We had a day free in the city after a big gig the night before, and it was a bit of a cold rainy Melbourne afternoon, so we went for an explore around the Wallace & Grommit and Friends – The Magic of Aardman exhibition at the ACMI in Melbourne’s Federation Square. It’s amazing – so good! I highly recommend it to anyone who has enjoyed any of the Aardman animations or if you are just interested in what it takes to make an animated movie. The sets are so detailed, so intricate. Such a lot of work goes into each scene, its incredible.
I hadn’t actually heard of ‘The Pirates! Band Of Misfits’ movie, but the sets in the exhibition inspired me to find out more so we watched it that night when we got home.
I wish I had more photos of these sets – they were incredibly detailed. Shelves full of little tiny jars of all sorts of things, mini books, lanterns, crates, little tiny skeletons – it’s such a skill to make these miniature items in such detail and realism.
The Art Department
‘Stained glass windows, vegetables, cakes, crockery, framed photos, door handles, curtains, wallpaper, hats, shoes, handbags, lamps, chairs, alarm clocks…
The numerous props seen on the sets of Aardman films are very similar to objects viewers might use every day, but each one is extremely important for defining and clarifying the character’s personalities.
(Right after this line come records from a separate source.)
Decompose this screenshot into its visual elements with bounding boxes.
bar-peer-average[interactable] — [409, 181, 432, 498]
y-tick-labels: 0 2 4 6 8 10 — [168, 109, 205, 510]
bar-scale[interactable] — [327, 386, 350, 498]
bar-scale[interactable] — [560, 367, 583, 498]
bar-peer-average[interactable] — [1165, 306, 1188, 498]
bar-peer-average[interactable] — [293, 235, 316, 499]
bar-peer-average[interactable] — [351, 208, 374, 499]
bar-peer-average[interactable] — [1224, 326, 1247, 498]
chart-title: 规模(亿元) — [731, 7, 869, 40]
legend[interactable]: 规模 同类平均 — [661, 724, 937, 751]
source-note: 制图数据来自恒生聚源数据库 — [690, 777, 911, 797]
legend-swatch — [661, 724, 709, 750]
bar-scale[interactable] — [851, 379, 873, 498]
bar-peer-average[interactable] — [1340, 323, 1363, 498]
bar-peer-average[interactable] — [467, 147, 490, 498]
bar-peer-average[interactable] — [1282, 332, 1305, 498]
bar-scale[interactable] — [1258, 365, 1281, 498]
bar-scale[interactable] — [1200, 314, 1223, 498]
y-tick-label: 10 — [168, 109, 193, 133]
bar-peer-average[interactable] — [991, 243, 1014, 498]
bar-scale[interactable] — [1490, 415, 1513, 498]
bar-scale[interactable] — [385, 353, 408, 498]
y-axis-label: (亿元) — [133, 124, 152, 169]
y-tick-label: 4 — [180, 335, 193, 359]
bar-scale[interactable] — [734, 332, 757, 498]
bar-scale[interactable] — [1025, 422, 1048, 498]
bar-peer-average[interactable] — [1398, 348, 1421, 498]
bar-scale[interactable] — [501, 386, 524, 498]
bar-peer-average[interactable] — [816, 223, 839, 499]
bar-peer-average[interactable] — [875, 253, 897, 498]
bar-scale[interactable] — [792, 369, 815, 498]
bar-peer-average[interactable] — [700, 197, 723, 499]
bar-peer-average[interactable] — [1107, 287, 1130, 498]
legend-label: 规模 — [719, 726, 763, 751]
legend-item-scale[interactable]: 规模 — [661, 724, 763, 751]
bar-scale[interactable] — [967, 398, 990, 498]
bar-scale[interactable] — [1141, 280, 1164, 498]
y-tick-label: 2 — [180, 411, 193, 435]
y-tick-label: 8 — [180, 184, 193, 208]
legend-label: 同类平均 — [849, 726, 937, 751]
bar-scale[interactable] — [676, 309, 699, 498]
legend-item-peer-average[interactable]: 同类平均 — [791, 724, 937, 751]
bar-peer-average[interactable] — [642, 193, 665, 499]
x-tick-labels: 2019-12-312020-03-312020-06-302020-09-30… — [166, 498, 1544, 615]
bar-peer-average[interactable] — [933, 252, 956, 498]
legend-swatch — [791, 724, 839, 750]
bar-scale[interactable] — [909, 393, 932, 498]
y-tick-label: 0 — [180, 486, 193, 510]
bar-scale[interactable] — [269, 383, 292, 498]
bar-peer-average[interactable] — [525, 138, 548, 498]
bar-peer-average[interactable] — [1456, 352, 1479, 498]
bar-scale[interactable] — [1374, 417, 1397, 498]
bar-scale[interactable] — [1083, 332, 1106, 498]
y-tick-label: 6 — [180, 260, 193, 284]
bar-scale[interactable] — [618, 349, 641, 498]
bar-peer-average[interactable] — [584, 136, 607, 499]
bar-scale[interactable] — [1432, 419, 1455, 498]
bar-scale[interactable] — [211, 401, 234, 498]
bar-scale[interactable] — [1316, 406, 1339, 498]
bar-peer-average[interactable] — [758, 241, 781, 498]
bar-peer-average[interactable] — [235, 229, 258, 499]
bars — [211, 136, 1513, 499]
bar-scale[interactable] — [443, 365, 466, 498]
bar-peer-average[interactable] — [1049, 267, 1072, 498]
These scale models are the work of talented craftspeople engaged in an artistic manufacturing process who construct, chisel, mould, cut, sculpt, paint, and cast. It is work based on shape, but is also influenced by the materials used – sets and puppets are rarely made from what they are supposed to represent, apart from fabrics and glass whose particular looks are difficult to replicate using anything else. By observing the shapes and patterns of each object, we can see the details which make them unique. Whether it’s the ridges on a vegetable or the shape of a keyhole, the artists are fully able to express their talent when creating pieces on a reduced scale. Many copies of the same miniature accessory are often created, such as the beer mugs in Pirates! or the thousands of vegetables used in the vegetable contest in The Curse of the Were-Rabbit, giving a final result that is both abundant and authentic. Although it may seem repetitive, reproducing these elements actually showcases the subtle inventiveness of the sculptors, enhancing the richness of the final image on the screen with each handmade item being slightly but visibly different.’